Welcome to day two of the Modena stories!
Like I mentioned yesterday, I went to a birthday party with one of my brothers (Giacomo) while I was in Modena. The first Sunday, while we were eating pizza, Giac told me I was invited to his friend's party. Honestly, the thought terrified me. Not only was I just getting to know the family, but I was going to have to put up appearances in front of a group of Italian 20-year-olds. Scary? I think yes.
The party was on Thursday and the closer it got, the more relaxed I became. Living in a new country with new people speaking a new language really makes you take advantage of every opportunity. I generally hate crowds and new situations. But in Italy, I embraced them. The night of the party, my mom picked me up from our seminar and took me to Luca's house. I found out that his mom was an English translator so that eased a little anxiety. I realized on the bike ride over that I was actually excited to go into the new situation. And it turned out to be awesome!
I was greeted at the door by Giac, Luca, and Luca's parents. They were all so friendly. They took me to the backyard and I was immediately the center of attention.

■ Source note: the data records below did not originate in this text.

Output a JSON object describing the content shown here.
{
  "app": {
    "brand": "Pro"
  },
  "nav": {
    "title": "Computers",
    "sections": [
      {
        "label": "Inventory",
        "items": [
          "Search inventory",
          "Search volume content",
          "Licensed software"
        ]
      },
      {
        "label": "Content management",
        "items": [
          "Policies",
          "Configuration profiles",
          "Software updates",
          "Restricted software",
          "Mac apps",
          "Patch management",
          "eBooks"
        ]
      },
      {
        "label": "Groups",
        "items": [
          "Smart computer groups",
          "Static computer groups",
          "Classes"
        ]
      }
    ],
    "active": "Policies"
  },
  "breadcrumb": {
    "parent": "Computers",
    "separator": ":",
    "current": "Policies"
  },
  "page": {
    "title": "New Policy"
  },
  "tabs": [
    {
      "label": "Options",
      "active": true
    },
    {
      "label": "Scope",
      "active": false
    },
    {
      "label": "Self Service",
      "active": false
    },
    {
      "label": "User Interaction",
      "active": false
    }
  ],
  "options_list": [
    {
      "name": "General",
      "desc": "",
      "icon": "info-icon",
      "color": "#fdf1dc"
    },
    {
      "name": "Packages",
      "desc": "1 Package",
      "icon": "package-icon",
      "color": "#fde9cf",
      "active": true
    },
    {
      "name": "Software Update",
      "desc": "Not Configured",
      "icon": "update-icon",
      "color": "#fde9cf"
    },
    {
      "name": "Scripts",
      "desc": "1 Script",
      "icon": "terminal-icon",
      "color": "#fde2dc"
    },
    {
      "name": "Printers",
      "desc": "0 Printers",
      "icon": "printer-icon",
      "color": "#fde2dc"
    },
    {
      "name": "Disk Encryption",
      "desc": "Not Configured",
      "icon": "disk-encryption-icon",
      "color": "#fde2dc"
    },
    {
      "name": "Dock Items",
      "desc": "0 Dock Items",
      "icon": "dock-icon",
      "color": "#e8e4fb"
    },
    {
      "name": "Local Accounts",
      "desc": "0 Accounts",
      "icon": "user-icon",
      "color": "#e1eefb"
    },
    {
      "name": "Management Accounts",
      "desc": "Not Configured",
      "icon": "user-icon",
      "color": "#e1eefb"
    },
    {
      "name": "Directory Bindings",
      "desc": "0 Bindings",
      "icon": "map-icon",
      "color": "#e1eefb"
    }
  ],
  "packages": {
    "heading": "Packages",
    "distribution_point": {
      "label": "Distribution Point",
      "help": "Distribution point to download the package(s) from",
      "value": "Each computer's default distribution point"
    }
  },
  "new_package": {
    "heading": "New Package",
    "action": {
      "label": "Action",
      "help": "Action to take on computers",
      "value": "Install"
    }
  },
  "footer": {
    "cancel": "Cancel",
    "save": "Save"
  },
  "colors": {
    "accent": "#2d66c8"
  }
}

I'm talking everyone went silent and they all stared at me. A little uncomfortable. They introduced me and then everything went back to normal.
People started walking up to me introducing themselves. Almost all of them spoke English. One of them was fluent so we made fun of the other's attempts. They all wanted to practice their English and wanted to know about America. They offered me so much food as well as beer or champagne. I don't drink so when I told them "No, grazie" they were shocked. "You're 21 right? You're in college? You're American? And you don't drink?!" Haha sorry to disappoint. Not all American college students are like the ones you see in movies.
One of the other boys was particularly interested in our politics. After introducing himself, this is how our conversation went:
Boy: Are you Republican or Democrat?
Boy: So you don't like Obama. Correct?
Me: That would be correct.
This led to a long conversation about American politics and what's going on in our country. It was actually pretty great. I never expected to talk politics at a 20-year-old's birthday party, let alone at an Italian birthday party.
The rest of the party was spent talking, laughing, and playing dumb party games. At one point, a boy started to explain the rules of a game. Everyone made him explain it in English for me. So he was speaking in English and then another guy translated it in Italian. Quite possibly the funniest thing I've ever heard.
This night was one of my favorite nights on the trip. The people really made me feel welcome and were so interested in everything I had to say. I have never liked being the center of attention, but it was nice for a change.
Sadly, I didn't have my camera, so I have no physical prove that this actually happened. Luca's mom did take a picture of me with the birthday boy. Guess I need to track her down and get that from her.